И сколько раз я думал, что моя жизнь была бы определенней и справедливей, если бы я реально был евреем, а не только казался им. Я был неприемлем для всех националистов. Разнокалиберная смесь из русских крестьян, немецких колонистов и греческих торгашей определила мою особость среди представителей чистых кровей. Немцев и греков среди моих друзей не числилось — я не мог с ними контактировать по мистическому «зову крови». Русские всегда подозревали, что я, называясь русским, ради выгоды и удобства скрываю свою истинную национальность, и потому посматривали на меня с сомнением. А евреи обижались, что я — по тем же причинам — отрекаюсь от кровного родства с ними. И обида эта выплескивалась злыми словами и не менее злыми делами. Правда, все это относилось к тем, кто имел возможность заглянуть в мой паспорт, или к приятелям, которые были в курсе, — со случайными знакомыми и сослуживцами я не откровенничал: кем видели меня, тем и был. Тем неприятней были подозрения людей, которые меня хорошо знали.
Помню и такой, вполне показательный случай. В Норильске было принято, что работавшие больше десяти лет по найму при увольнении получали двухмесячный оклад (разумеется, если об этом ходатайствовало начальство) — за безупречный труд. Все мои друзья эту прощальную премию получили.
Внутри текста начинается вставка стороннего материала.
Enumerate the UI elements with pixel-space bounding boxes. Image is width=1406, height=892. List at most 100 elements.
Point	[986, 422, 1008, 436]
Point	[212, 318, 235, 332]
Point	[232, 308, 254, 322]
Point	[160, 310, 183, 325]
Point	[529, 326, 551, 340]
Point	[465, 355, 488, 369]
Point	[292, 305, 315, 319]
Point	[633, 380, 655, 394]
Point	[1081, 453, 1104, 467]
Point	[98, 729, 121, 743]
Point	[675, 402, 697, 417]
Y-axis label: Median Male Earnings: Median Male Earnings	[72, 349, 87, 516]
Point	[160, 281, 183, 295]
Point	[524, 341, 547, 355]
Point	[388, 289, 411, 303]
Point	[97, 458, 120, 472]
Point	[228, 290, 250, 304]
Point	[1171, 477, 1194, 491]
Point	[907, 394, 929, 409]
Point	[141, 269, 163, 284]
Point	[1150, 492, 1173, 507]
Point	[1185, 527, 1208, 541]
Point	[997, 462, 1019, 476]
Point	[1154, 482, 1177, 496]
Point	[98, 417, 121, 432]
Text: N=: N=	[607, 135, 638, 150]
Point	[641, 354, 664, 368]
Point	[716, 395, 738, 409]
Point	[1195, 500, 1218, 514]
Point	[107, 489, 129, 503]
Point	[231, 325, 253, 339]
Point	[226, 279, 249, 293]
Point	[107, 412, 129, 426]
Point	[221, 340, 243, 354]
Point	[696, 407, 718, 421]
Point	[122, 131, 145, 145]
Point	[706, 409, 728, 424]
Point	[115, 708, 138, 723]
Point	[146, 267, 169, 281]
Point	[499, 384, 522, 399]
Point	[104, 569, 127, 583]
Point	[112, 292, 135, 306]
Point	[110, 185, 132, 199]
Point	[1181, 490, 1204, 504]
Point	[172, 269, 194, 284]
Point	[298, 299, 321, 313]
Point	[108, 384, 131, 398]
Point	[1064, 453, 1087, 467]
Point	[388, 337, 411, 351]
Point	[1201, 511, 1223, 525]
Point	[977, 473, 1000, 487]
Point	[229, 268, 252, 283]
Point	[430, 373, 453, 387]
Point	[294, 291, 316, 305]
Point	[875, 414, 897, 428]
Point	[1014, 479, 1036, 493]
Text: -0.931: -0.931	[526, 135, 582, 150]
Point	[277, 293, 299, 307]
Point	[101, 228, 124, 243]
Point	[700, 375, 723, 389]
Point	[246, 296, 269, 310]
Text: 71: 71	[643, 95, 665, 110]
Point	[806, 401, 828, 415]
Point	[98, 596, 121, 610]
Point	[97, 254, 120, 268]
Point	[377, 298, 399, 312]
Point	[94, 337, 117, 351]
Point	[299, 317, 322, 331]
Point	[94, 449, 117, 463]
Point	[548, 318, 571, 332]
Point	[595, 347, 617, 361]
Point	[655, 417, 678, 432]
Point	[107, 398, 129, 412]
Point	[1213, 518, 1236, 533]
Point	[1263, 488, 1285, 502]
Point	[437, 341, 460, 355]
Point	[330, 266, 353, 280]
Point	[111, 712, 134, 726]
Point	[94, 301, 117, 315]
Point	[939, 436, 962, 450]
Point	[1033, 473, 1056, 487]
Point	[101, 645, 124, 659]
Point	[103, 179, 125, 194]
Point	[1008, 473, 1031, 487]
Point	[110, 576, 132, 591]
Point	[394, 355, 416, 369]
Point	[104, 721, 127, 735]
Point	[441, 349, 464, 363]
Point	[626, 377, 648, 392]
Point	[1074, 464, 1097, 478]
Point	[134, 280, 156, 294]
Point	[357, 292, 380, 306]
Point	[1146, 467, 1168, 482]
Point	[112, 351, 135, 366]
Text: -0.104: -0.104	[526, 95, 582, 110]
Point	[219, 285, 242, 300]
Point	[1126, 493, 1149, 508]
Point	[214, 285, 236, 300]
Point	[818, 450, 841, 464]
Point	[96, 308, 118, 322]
Должен был получить ее и я: после реабилитации весь лагерный срок милостиво переименовывался в работу по найму. Мой начальник Ферштенфельд поехал к юристу Норильского комбината Розену получать визу.
— Произошла неувязка, — информировал он меня потом, смущенный и расстроенный. — У вас семнадцать лет работы в Норильске, Розен сказал, что заслуживаете премии. Потом посмотрел анкету и возмутился. «Этот еврей официально пишет себя русским! Придумал такой фокус, чтоб не числиться в космополитах — он ведь что-то литературное кропает, я знаю. Человеку, который из-за карьеры плюет на свою национальность, я премии не дам. Хоть формально и заслуживает, а не дам, так ему и передайте!» Вам надо пойти к Розену, Сергей Александрович, — закончил Ферштенфельд. — Вы объясните ему, что запись в пятом пункте правильная, а не фальшивая. Меня он и слушать не захотел.
— Не пойду, — сказал я. — Объясняться с всякими националистами, кто был мой отец и кто — моя мать! Мне по горло хватает русских шовинистов, чтоб еще пререкаться с шовинистами Розенами. Премия в девять тысяч рублей не отобьет вкуса навоза, который придется жевать в этом разговоре.”